One of the fundamental dynamics within the heavily-regulated third party debt collection space is that although the subject (consumer debt) is quite significant, the industry itself is quite small.
When compared with other heavily regulated groups like banks, telecommunications firms, or oil companies, the debt collection industry is miniscule. The result is that the debt collection (or ARM) industry has very little power, both in Washington and in the media. The vast majority of third party collection agencies, law firms, and debt buyers are small businesses. And even the largest companies in the industry are considered small in comparison to the behemoths in other sectors of the financial services industry.
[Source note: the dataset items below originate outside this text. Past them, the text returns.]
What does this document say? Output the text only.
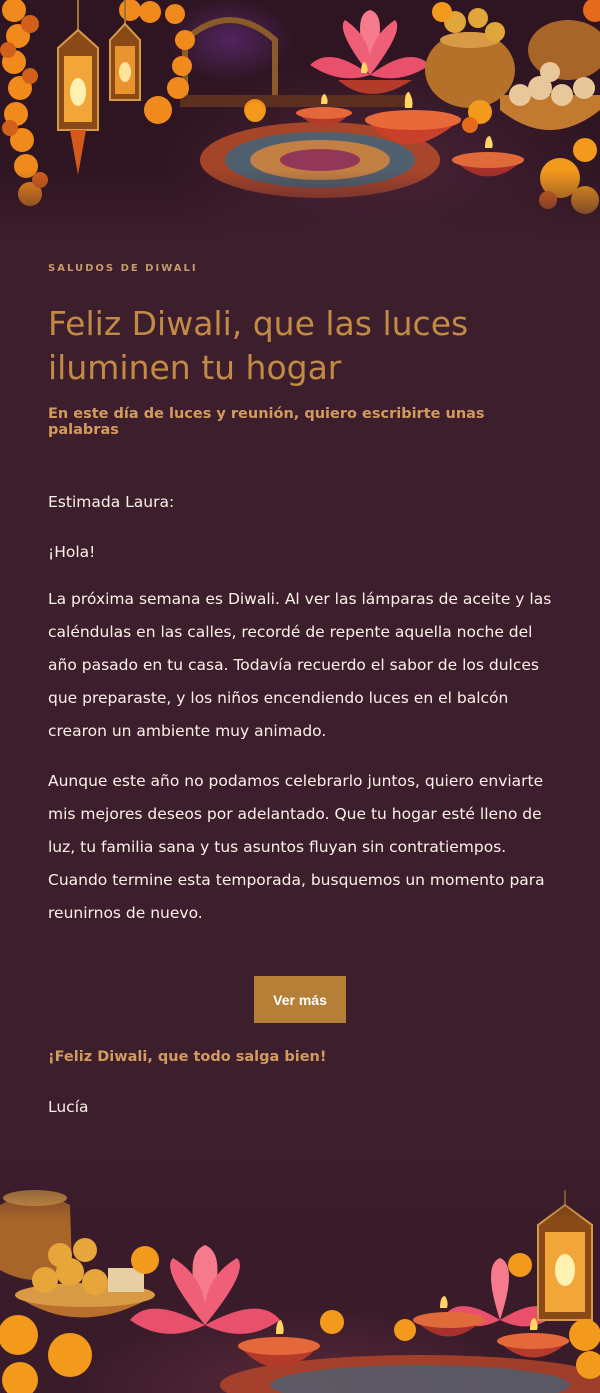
SALUDOS DE DIWALI
Feliz Diwali, que las luces iluminen tu hogar
En este día de luces y reunión, quiero escribirte unas palabras

Estimada Laura:

¡Hola!

La próxima semana es Diwali. Al ver las lámparas de aceite y las caléndulas en las calles, recordé de repente aquella noche del año pasado en tu casa. Todavía recuerdo el sabor de los dulces que preparaste, y los niños encendiendo luces en el balcón crearon un ambiente muy animado.

Aunque este año no podamos celebrarlo juntos, quiero enviarte mis mejores deseos por adelantado. Que tu hogar esté lleno de luz, tu familia sana y tus asuntos fluyan sin contratiempos. Cuando termine esta temporada, busquemos un momento para reunirnos de nuevo.

Ver más
¡Feliz Diwali, que todo salga bien!
Lucía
I’ve heard many collectors complain about the industry’s lack of lobbying power, the lack of a meaningful public relations initiative, and the lack of ability to defend against frivolous lawsuits.
While I am not privy to the financial details of ACPAC (ACA International’s Political Action Committee), it’s clear to me that the resources simply don’t extend terribly far. And I know that each of the major industry associations has one or more government relations representatives. Yet these individuals must cover an impractical amount of ground, and each association has a different agenda.
Clearly, for the industry to affect this situation in a meaningful way requires more alignment, more money, and more heft. Perhaps it’s time to come together on common issues, and also to partner with others in the same boat.
In the past it seems that creditors have been content to sit back and let third party collectors bear the brunt of media scrutiny. Yet they are the ones who have been hiring, directing, measuring, and compensating the collectors – or selling to them, as the case may be.
This type of cooperation has a precedent. When legislation was introduced in 2011 to amend the Telephone Consumer Protection Act (TCPA) to allow informational calls using auto-dialers, a broad coalition of disparate industries banded together in support of the measure. While the bill ultimately did not pass, the effort included ARM trade groups working alongside the American Bankers Association, the U.S. Chamber of Commerce, Mortgage Bankers Association, and others on a common goal.
Largely because of the actions of the CFPB, the light is now shining brightly upstream on creditors in the form of supervision, fines, and media attention. So perhaps now the conditions are right to approach these groups, such as banks, credit reporting agencies, or student loan companies, with the goal of cooperation and forming a united front with respect to matters of common interest.